We also tend to grow people from within the system. We look for people who have found something for themselves and can attract people who believe in the same cause.
It would be foolish to hire people who believe in exactly the opposite of what you do and expect them to stay. They understand the economic trends for the industry and as long as you are being fair to them — and if they feel looked after — they will stick on.
CIO: Do big agencies tend to shortchange small clients?
R. Balakrishnan: I think a client is a client no matter what. They work with the agency to solve their problems and if an agency doesn't pay attention to the client, it will lose them. It doesn't make sense to think that a big agency will pay less attention to its clients.
In the end, our business is about doing the best work for the client regardless of whether they are small or big. The revenue associated with solving the problem comes later. An agency is only as good or bad as the solutions that it provides for its clients problems.
CIO: On a personal front, how do you keep pace with new-age customers?

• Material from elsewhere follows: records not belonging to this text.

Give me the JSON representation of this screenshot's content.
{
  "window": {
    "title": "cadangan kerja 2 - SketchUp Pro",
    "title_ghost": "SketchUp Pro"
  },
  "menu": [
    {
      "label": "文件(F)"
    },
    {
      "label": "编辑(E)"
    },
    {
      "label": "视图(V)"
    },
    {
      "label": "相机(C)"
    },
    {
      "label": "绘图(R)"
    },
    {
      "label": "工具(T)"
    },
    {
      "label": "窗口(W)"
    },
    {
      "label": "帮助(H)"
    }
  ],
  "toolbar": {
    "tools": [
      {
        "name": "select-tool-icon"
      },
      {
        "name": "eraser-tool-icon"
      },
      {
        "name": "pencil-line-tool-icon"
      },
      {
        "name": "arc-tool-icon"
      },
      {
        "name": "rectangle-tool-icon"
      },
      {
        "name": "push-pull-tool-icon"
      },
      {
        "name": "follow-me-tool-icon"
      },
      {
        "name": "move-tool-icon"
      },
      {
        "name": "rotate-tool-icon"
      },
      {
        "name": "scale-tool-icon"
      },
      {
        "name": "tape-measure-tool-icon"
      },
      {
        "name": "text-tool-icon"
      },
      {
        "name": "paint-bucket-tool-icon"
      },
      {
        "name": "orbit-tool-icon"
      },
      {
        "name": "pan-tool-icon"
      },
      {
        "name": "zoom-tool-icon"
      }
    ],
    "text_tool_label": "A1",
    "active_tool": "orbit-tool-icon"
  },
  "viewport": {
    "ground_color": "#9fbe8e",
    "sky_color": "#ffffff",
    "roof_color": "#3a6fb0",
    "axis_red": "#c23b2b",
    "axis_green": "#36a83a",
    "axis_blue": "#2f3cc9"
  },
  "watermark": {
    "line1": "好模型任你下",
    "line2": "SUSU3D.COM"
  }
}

R. Balakrishnan: I continuously access the Internet and interact with our businesses; I know how that feels. You may never watch as much television as the average consumer, but even if you watch it for an hour you get a fair idea of what's going on and realize how content, movies, and messages are received. You can't hope to understand every hope, like, and dislike of the new-age customer without becoming one yourself. It is important to be a part of today and not get stuck in the past.